The victims tend to be girls and women from underprivileged backgrounds who are fleeing domestic abuse or child marriage, with traffickers often exploiting society’s preoccupation with honour to shame vulnerable women into the sex trade. Iraq’s justice system is infused with the same patriarchal norms and often convicts trafficking survivors for prostitution. There is far less accountability for those who benefit from the trade.

The pimps and madams that Wissam’s team targeted were often small cogs in well-oiled machinery that supplied trafficked girls to brothels, hotels and nightclubs across Iraq, lucrative establishments that could operate only with the backing of people with guns and power.
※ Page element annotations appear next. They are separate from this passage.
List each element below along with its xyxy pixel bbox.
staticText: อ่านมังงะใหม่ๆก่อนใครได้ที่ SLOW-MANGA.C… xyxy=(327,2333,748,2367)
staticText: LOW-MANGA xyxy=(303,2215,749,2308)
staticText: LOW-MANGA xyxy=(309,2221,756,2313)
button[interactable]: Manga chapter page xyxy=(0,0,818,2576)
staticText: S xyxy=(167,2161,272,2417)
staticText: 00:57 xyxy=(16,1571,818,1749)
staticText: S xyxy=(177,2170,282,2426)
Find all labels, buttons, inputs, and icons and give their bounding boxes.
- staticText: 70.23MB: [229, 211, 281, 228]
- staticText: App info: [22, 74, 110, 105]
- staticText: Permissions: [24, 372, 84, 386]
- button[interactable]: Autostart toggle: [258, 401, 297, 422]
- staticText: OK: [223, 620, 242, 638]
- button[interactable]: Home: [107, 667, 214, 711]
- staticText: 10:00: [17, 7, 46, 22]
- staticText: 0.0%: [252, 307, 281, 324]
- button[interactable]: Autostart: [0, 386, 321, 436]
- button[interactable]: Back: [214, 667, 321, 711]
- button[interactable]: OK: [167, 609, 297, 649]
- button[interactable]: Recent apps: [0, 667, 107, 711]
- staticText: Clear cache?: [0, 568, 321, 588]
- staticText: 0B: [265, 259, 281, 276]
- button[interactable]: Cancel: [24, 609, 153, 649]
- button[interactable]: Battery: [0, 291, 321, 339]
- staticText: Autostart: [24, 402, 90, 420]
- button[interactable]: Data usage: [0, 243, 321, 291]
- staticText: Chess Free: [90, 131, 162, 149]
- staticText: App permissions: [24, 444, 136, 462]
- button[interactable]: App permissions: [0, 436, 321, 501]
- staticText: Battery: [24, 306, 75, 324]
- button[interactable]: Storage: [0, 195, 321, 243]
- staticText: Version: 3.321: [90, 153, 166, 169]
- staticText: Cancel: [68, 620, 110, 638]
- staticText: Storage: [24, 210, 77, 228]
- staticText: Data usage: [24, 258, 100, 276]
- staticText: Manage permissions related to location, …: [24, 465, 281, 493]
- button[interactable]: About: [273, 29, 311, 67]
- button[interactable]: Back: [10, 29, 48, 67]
Government contacts were needed to issue fake IDs, facilitate passage through checkpoints and get tipped off before the occasional police raid, while militias provided protection in return for a cut of the proceeds. Wissam, who came from a lineage of military officers and held a firm belief in institutions, insisted that nobody was immune from prosecution. “The law is above everyone,” read a slogan scribbled in red paint on the outer walls of his office, housed in a single-storey, dilapidated police station in the Hai al-Jamiya neighbourhood. In truth, the unit lacked the resources and political muscle to turn the tide against the soaring sex trade.

Iraq's anti-trafficking unit apprehends a suspect
Iraq's anti-trafficking unit apprehends Husham during a sting operation in Baghdad's Mansour district [People & Power/Al Jazeera]

Wissam’s team consisted of only eight officers and a few dozen support staff to cover the entire western half of the capital, an area home to millions of people. Victims rarely reported to the police because of fear of retribution and the shame associated with prostitution. To apprehend traffickers, Wissam’s men had to acquire sources inside the trade, usually by pretending to be clients on social media. The undercover officer who was sitting in the red sedan had spent weeks building a relationship with Husham. In repeated phone conversations, he joked, haggled and requested pictures of women, winning Husham’s trust while creating an electronic record of the negotiations. “There’s a lot of effort. The officers stay up during the night and sleep during the day,” Wissam told me. He pulled out his phone and played a recorded phone conversation between his undercover officer and Husham:

“Please send me her pictures. But not over Snapchat, please,” the undercover officer said, referring to 17-year-old Shahad.

“OK,” Husham replied.

“But not over Snapchat,” the officer insisted again, referring to the messaging app that automatically deletes images. He needed the photos to build up the case and obtain an arrest warrant.

“Where is his location?” Husham asked, referring to a made-up hotel owner the officer pretended to represent.

“He’s based in Erbil and Mansour. He will probably stay in Erbil for five days and come back here.”

“If he takes her to Erbil, I need to go with her, because she is still young. They will not let her through the checkpoints,” Husham said.

“He will get her in through his relations. He has a hotel there,” the officer reassured him.

Minutes after Husham, Noor and Shahad had gotten into the sedan, the headlights began flashing. It was the signal to intervene. Handguns drawn, Wissam’s men ran towards the car and opened the passenger door. “Get out,” they ordered Husham, grabbing him by the neck and both hands, including the one which held the incriminating bundle of hundred-dollar bills. “This isn’t my money,” Husham protested as the officers handcuffed him and drove him away for interrogation.

Noor broke down in tears, convinced they must have been caught up in a turf war between competing trafficking networks. Shahad didn’t cry, but her eyes were wide open with panic as the policemen led them to Wissam’s car. The survivors were taken to the anti-trafficking unit for questioning. A few days later, they were admitted to a government-run safe house, where they shared their stories.